Kragen Javier Sitaker, 02020-09-23 (updated 02020-10-01) (3 minutes)

Reading about cuprous oxide, I saw a couple of plausible synthesis routes: one via Trommer’s test, which requires cupric ions from, say, blue vitriol, and reduces them at high pH with a reducing sugar, and one via electrolytically produced cupric chloride, which etches copper to make cuprous chloride at low pH, at least if chlorine is available, and which can then be precipitated as cuprous oxide with a base.

Unfortunately, both of these routes require a base, and the main bases I have handy are household ammonia, baking soda, and sodium percarbonate, which decays to washing soda and oxygen when wet. The trouble with the sodium compounds is that they both contain carbonate, which will bind any cupric ions quite firmly indeed, and maybe cuprous ones too; the trouble with the ammonia is that it will complex with the cupric ions and may make it harder to reduce them to cuprous.

I also have household bleach handy, which includes some soda lye in order to stabilize the sodium hypochlorite. One possibility might be to neutralize the bleach with hydrogen peroxide, producing oxygen, water, and sodium chloride, which I think will leave the lye intact.
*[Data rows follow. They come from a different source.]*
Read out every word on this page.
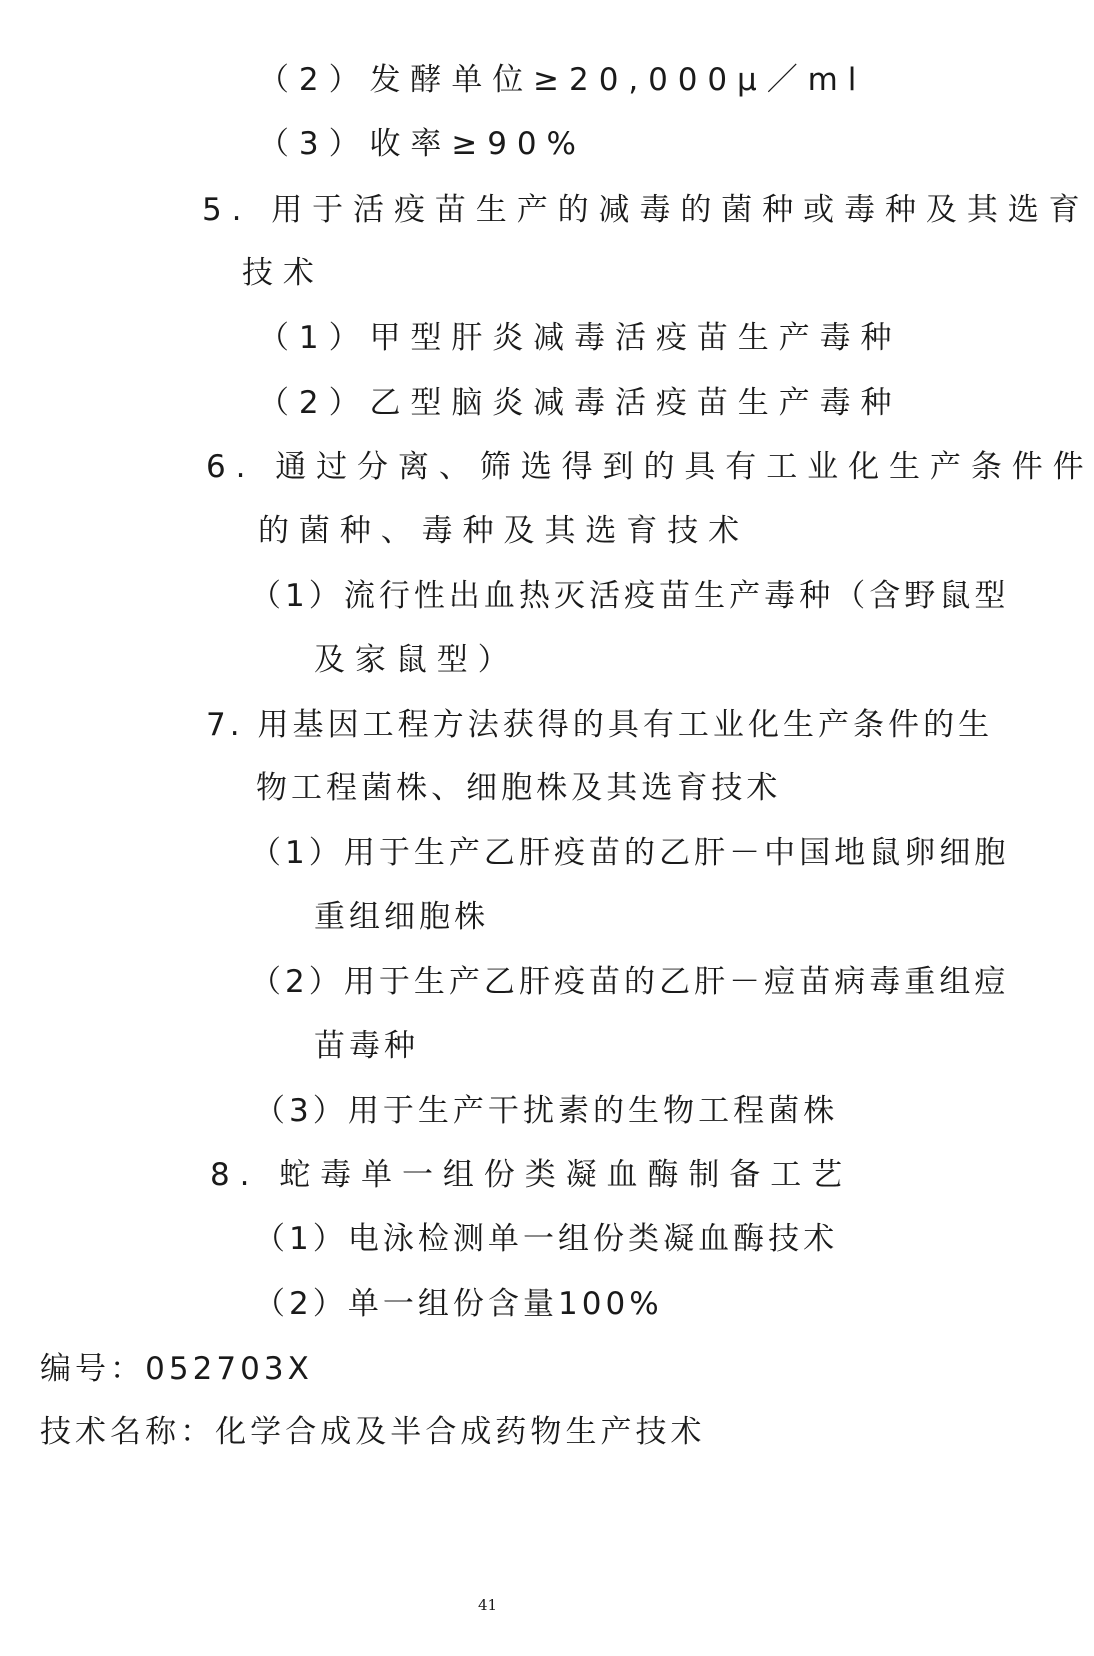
（2）发酵单位≥20,000μ／ml
（3）收率≥90%
5. 用于活疫苗生产的减毒的菌种或毒种及其选育
技术
（1）甲型肝炎减毒活疫苗生产毒种
（2）乙型脑炎减毒活疫苗生产毒种
6. 通过分离、筛选得到的具有工业化生产条件件
的菌种、毒种及其选育技术
（1）流行性出血热灭活疫苗生产毒种（含野鼠型
及家鼠型）
7. 用基因工程方法获得的具有工业化生产条件的生
物工程菌株、细胞株及其选育技术
（1）用于生产乙肝疫苗的乙肝－中国地鼠卵细胞
重组细胞株
（2）用于生产乙肝疫苗的乙肝－痘苗病毒重组痘
苗毒种
（3）用于生产干扰素的生物工程菌株
8. 蛇毒单一组份类凝血酶制备工艺
（1）电泳检测单一组份类凝血酶技术
（2）单一组份含量100%
编号：052703X
技术名称：化学合成及半合成药物生产技术
41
But I’d rather avoid lyes if I can. (I could probably produce it more easily by electrolysis from sodium chloride, and maybe leaching hydrate of potassa from wood ash would also be an option. I’d thought I could also calcine the sodas, but apparently that doesn’t produce lye until past 2000°.)

Another possibility that occurs to me is to produce a metal hydroxide through electrolysis. But the water-insoluble hydroxides like that of aluminum are of limited usefulness for reactions like those above — though they might be able to raise the pH to 7, which might be enough to convert solvated cuprous chloride to insoluble cuprous oxide. And the water-soluble hydroxides of the alkali and alkaline-earth metals wouldn’t need electrolysis to produce them if I had the metals, but the metals are a huge pain.

Slaked lime is, of course, another possibility, but it probably needs to be freshly calcined, which is also not easy to do in this kitchen.

A somewhat less mild base, with its own toxicity problems, is sulfide of soda. It is made by carbothermic reduction of sal mirabilis and can also be made from sulfide of lime with enough washing soda, though markgollum says the yield is poor. I am not sure if sulfide of lime also acts as a base, but it can be produced by carbothermic reduction of alabaster or, along with washing soda, from chalk and sulfide of soda, as practiced by that great physician; or, historically, by heating oyster shells with sulfur to red heat, though less than 1084°, again according to markgollum. Slaked lime with sulfur is also reported to work at only around 100°. Sulphuretted hydrogen over muriate of lime has also been suggested, though carbonic acid gas liberates sulphuretted hydrogen from the sulfide of lime.